With 250,000 miles on the clock, 4,000 of which we had recently driven, our stalwart 4 wheel drive decided to give up the ghost on a mountainous ascent in south-eastern Turkey. We decided we all needed to lie in the shade and consume a lot of water and within an hour or two we were on our way to our small basic guesthouse, Çesme Pansion, only 6 km from the summit of the spectacular Nemrut Dagi.
Our journey had begun in Brussels and three days later we were in Istanbul, with overnight stops in Hungary and Bulgaria. From there we headed east to Ankara and the ancient Hittite capital of Hattušaš, then on to the extraordinary landscape of Cappadocia.

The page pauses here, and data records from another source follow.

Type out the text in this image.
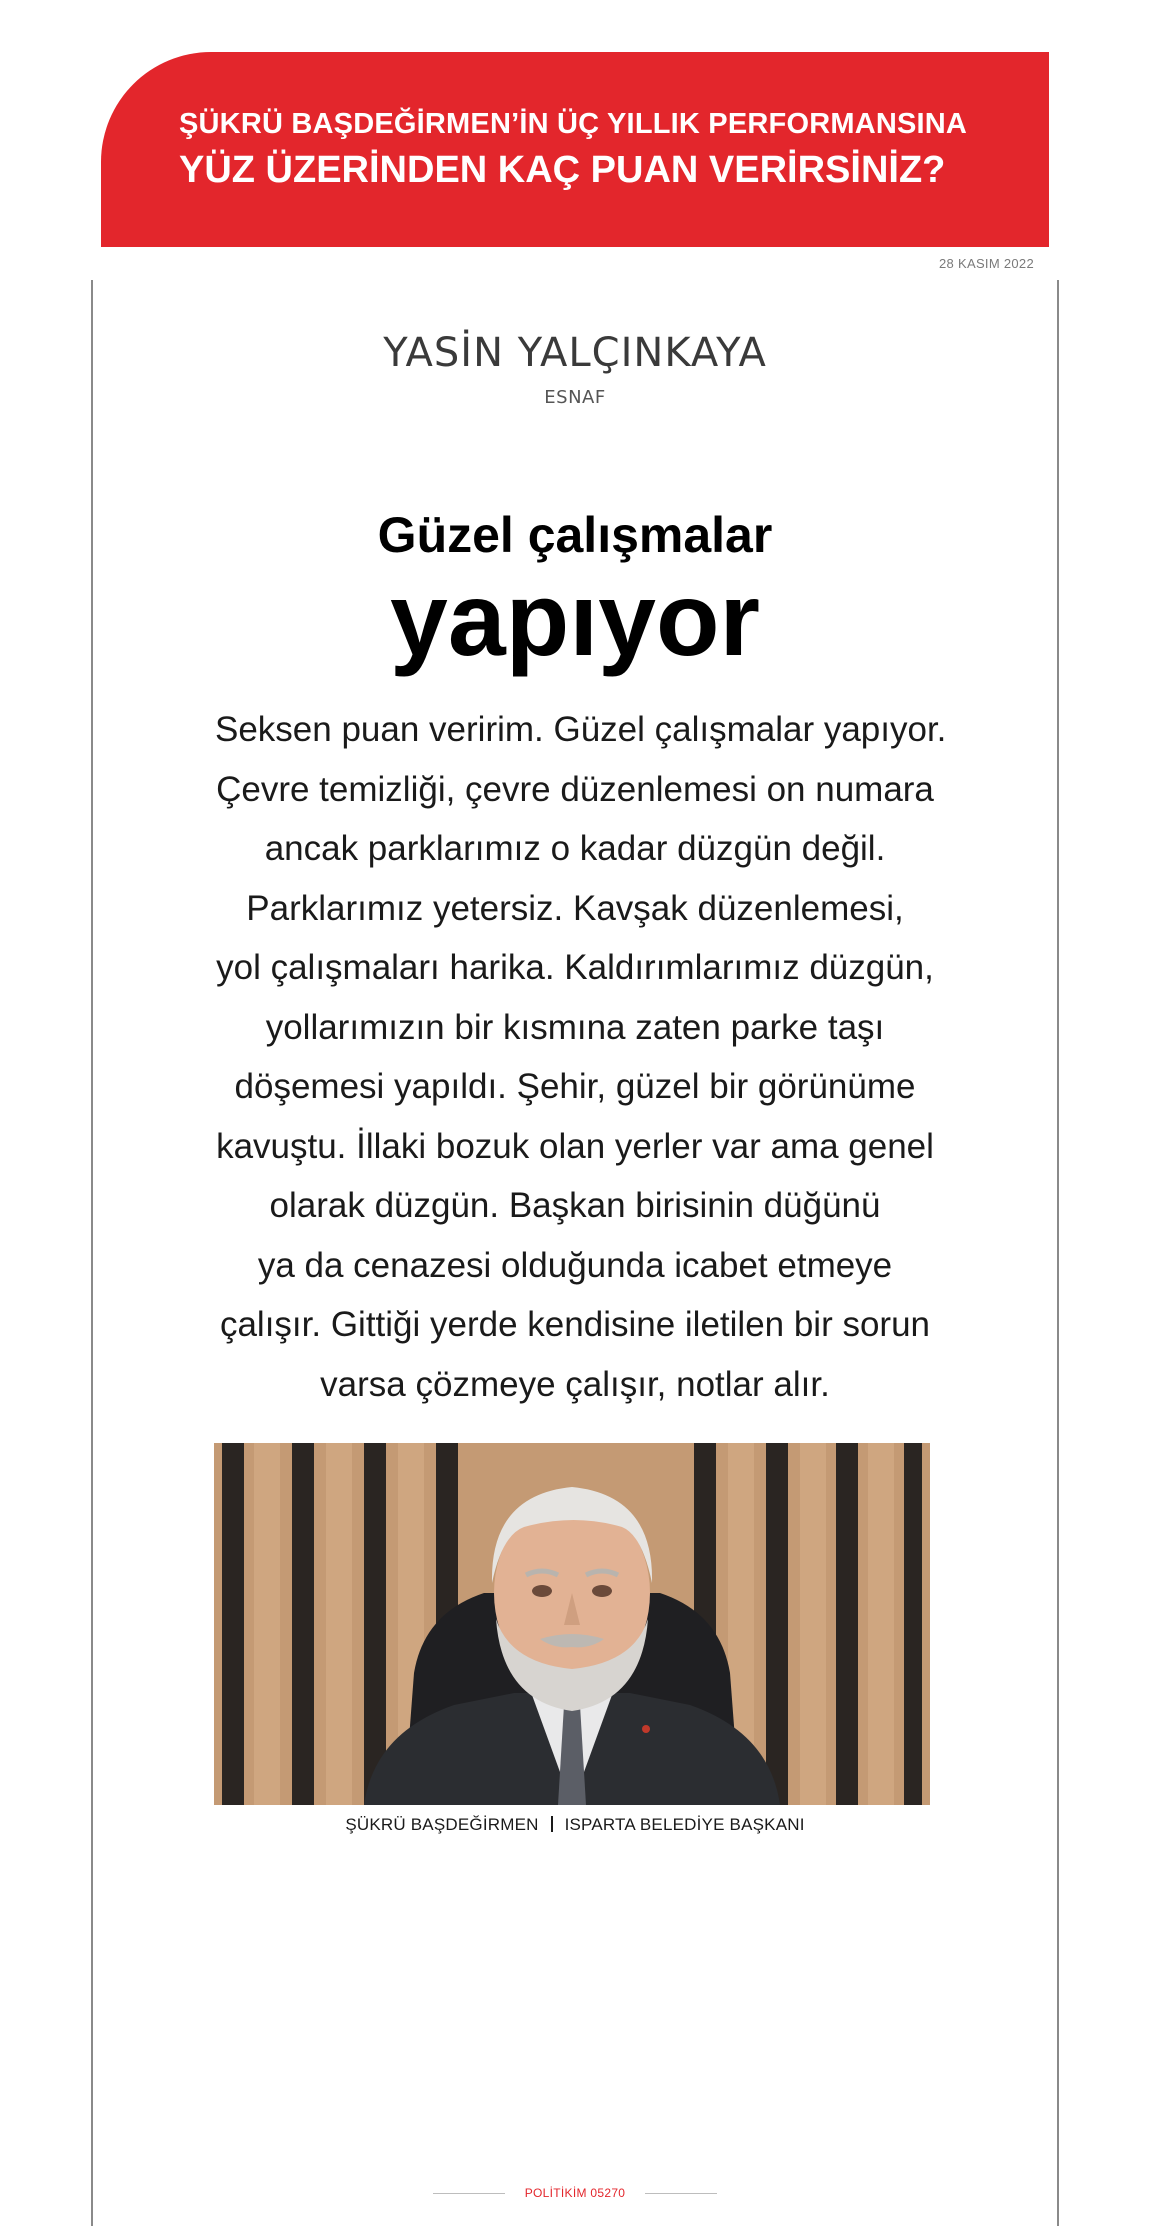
ŞÜKRÜ BAŞDEĞİRMEN’İN ÜÇ YILLIK PERFORMANSINA
YÜZ ÜZERİNDEN KAÇ PUAN VERİRSİNİZ?
28 KASIM 2022
YASİN YALÇINKAYA
ESNAF
Güzel çalışmalar
yapıyor
Seksen puan veririm. Güzel çalışmalar yapıyor.
Çevre temizliği, çevre düzenlemesi on numara
ancak parklarımız o kadar düzgün değil.
Parklarımız yetersiz. Kavşak düzenlemesi,
yol çalışmaları harika. Kaldırımlarımız düzgün,
yollarımızın bir kısmına zaten parke taşı
döşemesi yapıldı. Şehir, güzel bir görünüme
kavuştu. İllaki bozuk olan yerler var ama genel
olarak düzgün. Başkan birisinin düğünü
ya da cenazesi olduğunda icabet etmeye
çalışır. Gittiği yerde kendisine iletilen bir sorun
varsa çözmeye çalışır, notlar alır.
ŞÜKRÜ BAŞDEĞİRMEN ISPARTA BELEDİYE BAŞKANI
POLİTİKİM 05270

Now in south-eastern Turkey, we were making our way to one of Turkey’s most extraordinary sites, best encountered at sunrise and sunset.
Lost from sight for 2,000 years, until in 1881 an astounded engineer discovered the extraordinary artefacts on this remote mountaintop, Mount Nemrut; here lie the remains of vast statues, over 30 ft high, dating from the 1st century BC, the heads of which have been toppled and lie strewn about the site.

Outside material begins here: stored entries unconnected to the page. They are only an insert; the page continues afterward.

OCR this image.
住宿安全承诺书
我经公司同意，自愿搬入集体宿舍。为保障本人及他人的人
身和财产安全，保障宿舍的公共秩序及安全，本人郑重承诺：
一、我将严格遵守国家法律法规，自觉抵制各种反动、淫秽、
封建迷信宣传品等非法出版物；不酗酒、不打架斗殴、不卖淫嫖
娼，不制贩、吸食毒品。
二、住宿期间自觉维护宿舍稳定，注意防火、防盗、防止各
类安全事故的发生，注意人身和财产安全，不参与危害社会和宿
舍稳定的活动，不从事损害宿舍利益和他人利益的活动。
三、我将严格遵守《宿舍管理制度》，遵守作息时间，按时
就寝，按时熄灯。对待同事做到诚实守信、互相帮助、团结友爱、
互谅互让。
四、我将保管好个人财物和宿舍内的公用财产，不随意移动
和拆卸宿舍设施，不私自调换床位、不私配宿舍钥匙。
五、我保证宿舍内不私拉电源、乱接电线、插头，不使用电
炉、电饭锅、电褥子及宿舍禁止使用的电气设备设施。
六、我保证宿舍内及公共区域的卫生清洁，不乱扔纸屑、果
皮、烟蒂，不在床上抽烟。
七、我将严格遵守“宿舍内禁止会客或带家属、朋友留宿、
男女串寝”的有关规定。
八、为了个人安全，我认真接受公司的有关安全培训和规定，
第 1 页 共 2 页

On one of the highest peaks of the Eastern Taurus mountains King Antiochus (69-34BC) of Commagene, (a kingdom founded north of Syria and the Euphrates after the fall of Alexander’s empire), built this temple-tomb and monument to himself. Two ledges were built into the rock, which he filled with colossal statues of himself and the gods, then backed them with an artificial mountain peak of crushed rock 50 m high. This spectacular sight is best viewed as the sun sets and bathes the western slopes in a golden haze.
The vista across the vast mountainous region is breathtaking.

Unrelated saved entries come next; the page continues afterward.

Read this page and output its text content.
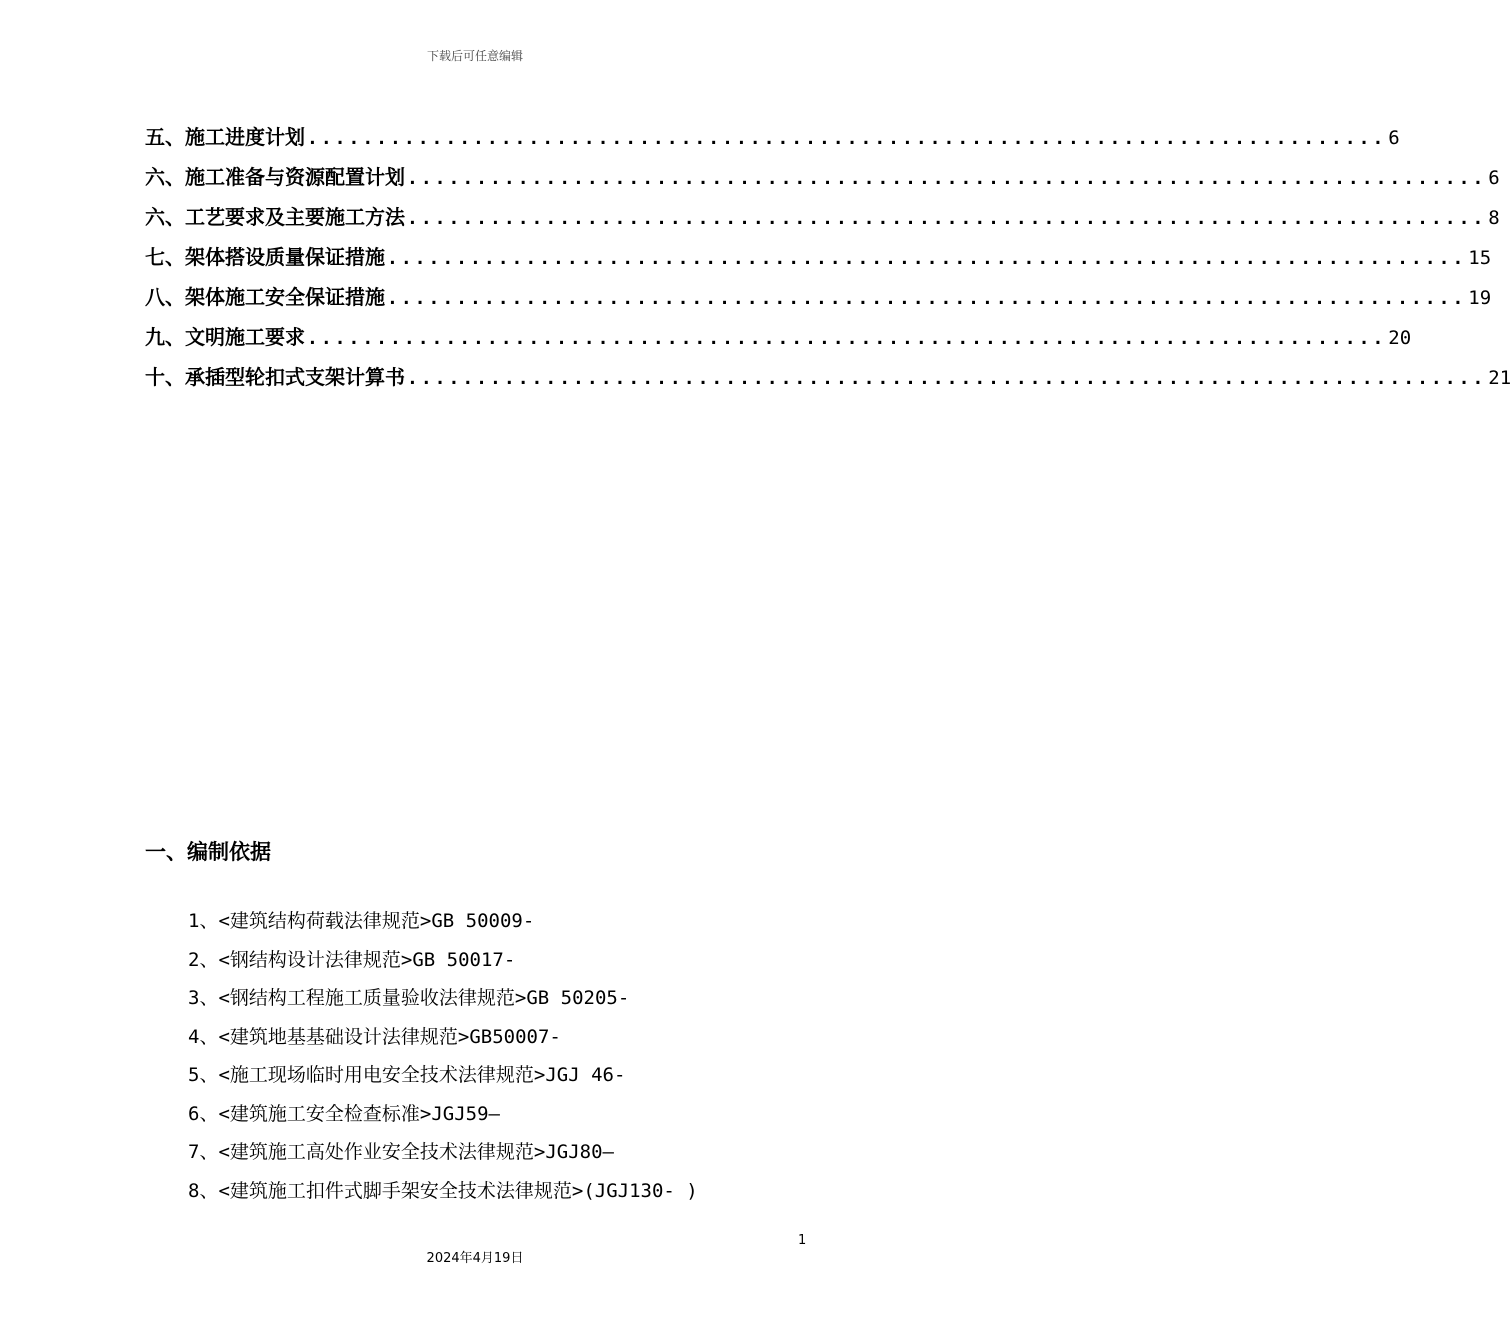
下载后可任意编辑
五、施工进度计划 .............................................................................. 6
六、施工准备与资源配置计划 .............................................................................. 6
六、工艺要求及主要施工方法 .............................................................................. 8
七、架体搭设质量保证措施 .............................................................................. 15
八、架体施工安全保证措施 .............................................................................. 19
九、文明施工要求 .............................................................................. 20
十、承插型轮扣式支架计算书 .............................................................................. 21
一、编制依据
1、<建筑结构荷载法律规范>GB 50009-
2、<钢结构设计法律规范>GB 50017-
3、<钢结构工程施工质量验收法律规范>GB 50205-
4、<建筑地基基础设计法律规范>GB50007-
5、<施工现场临时用电安全技术法律规范>JGJ 46-
6、<建筑施工安全检查标准>JGJ59—
7、<建筑施工高处作业安全技术法律规范>JGJ80—
8、<建筑施工扣件式脚手架安全技术法律规范>(JGJ130- )
1
2024年4月19日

And the sunset spectacular.
A short sleep then rise again at 3am for another ascent, this time in the moonlight, reaching the terrace in time to catch the rising sun on the eastern slopes. The final part of the trail is on foot; it’s steep, in parts rough, and the altitude (over 7,000 feet) can have an effect, but the ascent once made is memorable.
Timing your visit is everything – between May and October only, due to the plummeting winter temperatures, and of course sunset and sunrise the very best times. The air can be very cool especially at sunrise, even in August, so bring a sweater, and of course a bottle of water.
The site was only investigated in 1953, extraordinary to think that the sun rose and set on these undiscovered extraordinary statues for 2000 years. How were the heads toppled? It has been suggested that earthquakes did the damage. What was the purpose of the site? A long-forgotten king’s moment to emphasise his power for posterity. Perhaps these were the royal tombs, or the site had ritual significance. Nonetheless, standing on this mountaintop at sunset is one of those unforgettable, once-in-a-lifetime experiences and definitely worth the journey and the overheated engine.